Generally, fasteners are manufactured in standard sizes according to a measurement system, chiefly metric or imperial units. The tooth width and distance between teeth for the gear racks (111) and (116) (e.g., circular pitch in a conventional gear rack) may be configured for particular unit systems. That is, when the locking system is engaged, the jaws (107) and (110) lock into positions that create jaw widths corresponding to fastener widths for a particular unit system. For example, the gear racks (111) and (116) may be configured to lock the jaws (107) and (110) in positions that create a gap between the jaws (107) and (110) of appropriate widths to work fasteners having metric or imperial dimensions. In a further embodiment, the gear racks (111) and (116) may have variable or irregular circular pitches, allowing a single tool to lock into both metric and imperial unit widths.
The device may further include a spring, coil, or tension device (130) disposed between the fixed handle (103) and the movable handle (105) in order to inhibit unintended movement. Additionally, in an embodiment, the jaws may be actuated to the open position by operation of the movable handle away from both the neutral position and locked position, such that the user can spread the jaws apart like scissors.

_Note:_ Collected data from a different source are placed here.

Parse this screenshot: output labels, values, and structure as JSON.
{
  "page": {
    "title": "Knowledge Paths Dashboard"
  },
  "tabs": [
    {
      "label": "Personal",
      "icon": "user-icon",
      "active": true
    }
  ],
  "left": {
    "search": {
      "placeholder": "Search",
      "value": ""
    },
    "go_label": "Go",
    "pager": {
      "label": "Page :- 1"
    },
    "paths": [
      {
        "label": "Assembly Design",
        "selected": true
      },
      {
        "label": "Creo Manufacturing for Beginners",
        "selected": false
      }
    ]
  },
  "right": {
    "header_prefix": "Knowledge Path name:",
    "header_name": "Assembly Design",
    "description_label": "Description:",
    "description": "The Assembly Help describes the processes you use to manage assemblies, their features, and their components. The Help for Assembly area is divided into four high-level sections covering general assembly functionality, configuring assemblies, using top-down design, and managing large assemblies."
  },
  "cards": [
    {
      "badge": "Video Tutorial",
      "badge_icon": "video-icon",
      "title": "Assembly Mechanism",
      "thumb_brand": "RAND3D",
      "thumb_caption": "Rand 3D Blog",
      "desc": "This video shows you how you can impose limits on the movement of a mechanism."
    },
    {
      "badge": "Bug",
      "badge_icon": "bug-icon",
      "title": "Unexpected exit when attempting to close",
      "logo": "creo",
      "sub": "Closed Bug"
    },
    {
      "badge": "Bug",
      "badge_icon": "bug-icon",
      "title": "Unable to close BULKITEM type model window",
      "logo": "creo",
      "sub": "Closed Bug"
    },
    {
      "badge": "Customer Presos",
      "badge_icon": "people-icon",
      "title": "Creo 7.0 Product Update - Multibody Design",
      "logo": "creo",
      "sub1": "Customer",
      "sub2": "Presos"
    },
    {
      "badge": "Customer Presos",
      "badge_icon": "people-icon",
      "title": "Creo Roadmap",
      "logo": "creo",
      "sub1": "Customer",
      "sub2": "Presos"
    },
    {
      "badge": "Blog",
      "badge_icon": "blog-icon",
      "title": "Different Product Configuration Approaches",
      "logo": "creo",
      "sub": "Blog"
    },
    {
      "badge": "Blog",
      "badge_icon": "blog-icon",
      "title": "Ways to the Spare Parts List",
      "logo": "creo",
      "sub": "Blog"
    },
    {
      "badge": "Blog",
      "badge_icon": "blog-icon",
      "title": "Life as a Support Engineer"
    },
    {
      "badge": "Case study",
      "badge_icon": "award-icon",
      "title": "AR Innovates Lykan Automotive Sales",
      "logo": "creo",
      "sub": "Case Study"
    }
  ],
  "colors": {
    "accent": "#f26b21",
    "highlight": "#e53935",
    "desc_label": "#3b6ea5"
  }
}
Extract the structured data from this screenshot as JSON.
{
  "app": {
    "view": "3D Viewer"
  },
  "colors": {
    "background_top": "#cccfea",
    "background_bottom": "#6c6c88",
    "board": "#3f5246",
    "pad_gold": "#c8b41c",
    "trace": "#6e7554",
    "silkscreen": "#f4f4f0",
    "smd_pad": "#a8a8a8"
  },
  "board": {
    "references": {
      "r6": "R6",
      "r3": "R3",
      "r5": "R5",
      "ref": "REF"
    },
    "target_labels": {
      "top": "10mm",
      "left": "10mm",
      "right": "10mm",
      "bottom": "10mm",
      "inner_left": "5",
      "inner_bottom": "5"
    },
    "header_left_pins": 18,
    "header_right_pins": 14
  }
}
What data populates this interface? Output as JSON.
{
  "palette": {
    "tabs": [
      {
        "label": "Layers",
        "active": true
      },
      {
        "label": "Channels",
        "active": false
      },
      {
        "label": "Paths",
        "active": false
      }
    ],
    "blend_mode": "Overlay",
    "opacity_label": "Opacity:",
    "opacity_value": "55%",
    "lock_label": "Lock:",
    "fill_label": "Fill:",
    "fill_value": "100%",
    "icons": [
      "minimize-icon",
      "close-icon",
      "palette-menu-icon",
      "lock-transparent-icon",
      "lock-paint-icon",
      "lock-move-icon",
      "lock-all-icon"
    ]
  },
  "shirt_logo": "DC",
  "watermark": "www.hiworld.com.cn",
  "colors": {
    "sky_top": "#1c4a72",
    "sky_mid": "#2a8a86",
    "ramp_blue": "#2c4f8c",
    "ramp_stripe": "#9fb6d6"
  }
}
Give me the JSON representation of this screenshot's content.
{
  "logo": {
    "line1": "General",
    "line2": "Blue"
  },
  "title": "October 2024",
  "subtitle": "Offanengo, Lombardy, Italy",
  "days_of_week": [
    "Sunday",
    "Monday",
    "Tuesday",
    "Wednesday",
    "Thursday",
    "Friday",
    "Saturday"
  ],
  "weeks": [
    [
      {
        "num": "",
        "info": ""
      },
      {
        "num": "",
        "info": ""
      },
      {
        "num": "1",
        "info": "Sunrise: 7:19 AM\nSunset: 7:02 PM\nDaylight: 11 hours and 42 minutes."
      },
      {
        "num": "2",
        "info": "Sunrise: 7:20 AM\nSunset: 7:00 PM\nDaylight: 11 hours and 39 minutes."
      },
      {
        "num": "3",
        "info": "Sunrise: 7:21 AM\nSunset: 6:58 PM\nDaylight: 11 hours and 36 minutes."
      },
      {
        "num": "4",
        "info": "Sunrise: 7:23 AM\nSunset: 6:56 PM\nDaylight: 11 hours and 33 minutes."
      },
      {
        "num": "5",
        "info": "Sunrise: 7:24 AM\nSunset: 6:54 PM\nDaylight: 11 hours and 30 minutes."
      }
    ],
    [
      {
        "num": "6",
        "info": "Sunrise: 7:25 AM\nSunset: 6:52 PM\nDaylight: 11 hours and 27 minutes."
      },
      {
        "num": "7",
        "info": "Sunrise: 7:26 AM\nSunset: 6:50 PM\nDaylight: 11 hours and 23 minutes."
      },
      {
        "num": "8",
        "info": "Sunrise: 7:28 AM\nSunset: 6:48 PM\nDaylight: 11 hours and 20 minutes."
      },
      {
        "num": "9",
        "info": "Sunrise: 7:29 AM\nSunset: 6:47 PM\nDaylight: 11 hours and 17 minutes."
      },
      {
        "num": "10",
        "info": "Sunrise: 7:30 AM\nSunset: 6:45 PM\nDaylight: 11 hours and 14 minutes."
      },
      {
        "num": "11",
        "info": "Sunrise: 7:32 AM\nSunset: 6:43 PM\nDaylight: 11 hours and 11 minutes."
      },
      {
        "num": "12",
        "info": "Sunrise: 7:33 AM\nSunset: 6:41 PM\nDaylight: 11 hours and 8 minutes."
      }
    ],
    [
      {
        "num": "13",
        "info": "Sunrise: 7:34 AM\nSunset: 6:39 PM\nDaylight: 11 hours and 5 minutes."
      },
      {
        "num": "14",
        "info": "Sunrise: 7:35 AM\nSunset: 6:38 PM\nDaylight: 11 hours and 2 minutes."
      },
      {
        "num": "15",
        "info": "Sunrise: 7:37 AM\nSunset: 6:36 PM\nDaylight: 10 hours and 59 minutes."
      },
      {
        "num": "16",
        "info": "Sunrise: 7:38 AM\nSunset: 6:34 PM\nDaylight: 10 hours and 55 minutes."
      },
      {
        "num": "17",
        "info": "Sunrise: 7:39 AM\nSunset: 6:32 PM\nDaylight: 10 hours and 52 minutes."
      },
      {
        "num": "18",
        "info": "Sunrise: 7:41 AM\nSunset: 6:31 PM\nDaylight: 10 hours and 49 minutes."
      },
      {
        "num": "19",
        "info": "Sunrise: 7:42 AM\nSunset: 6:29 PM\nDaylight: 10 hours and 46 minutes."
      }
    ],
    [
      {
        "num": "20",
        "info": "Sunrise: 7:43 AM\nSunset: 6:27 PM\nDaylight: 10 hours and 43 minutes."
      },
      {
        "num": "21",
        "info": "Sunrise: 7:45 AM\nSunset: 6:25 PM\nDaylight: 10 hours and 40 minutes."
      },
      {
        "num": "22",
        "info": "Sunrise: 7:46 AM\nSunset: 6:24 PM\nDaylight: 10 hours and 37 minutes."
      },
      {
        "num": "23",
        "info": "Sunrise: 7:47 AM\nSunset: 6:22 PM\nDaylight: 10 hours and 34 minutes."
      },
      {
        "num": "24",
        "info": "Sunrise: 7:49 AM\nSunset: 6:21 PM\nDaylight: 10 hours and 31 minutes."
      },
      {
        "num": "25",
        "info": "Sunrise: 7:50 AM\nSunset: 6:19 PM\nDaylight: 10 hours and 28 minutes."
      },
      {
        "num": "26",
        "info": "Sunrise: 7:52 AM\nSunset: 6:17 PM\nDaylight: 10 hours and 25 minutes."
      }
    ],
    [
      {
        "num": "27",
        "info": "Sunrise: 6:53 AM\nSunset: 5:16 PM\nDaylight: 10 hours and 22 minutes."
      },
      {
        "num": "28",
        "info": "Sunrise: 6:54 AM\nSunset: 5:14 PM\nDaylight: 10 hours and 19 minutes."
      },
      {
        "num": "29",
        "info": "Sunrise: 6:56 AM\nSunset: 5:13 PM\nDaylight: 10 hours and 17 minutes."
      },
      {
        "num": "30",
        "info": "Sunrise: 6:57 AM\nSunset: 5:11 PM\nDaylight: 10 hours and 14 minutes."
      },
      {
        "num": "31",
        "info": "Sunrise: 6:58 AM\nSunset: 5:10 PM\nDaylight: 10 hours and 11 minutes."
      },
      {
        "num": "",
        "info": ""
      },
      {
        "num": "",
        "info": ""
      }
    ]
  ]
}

While the invention has been disclosed in connection with certain preferred embodiments, this should not be taken as a limitation to all of the provided details. Modifications and variations of the described embodiments may be made without departing from the spirit and scope of the invention, and other embodiments should be understood to be encompassed in the present disclosure as would be understood by those of ordinary skill in the art.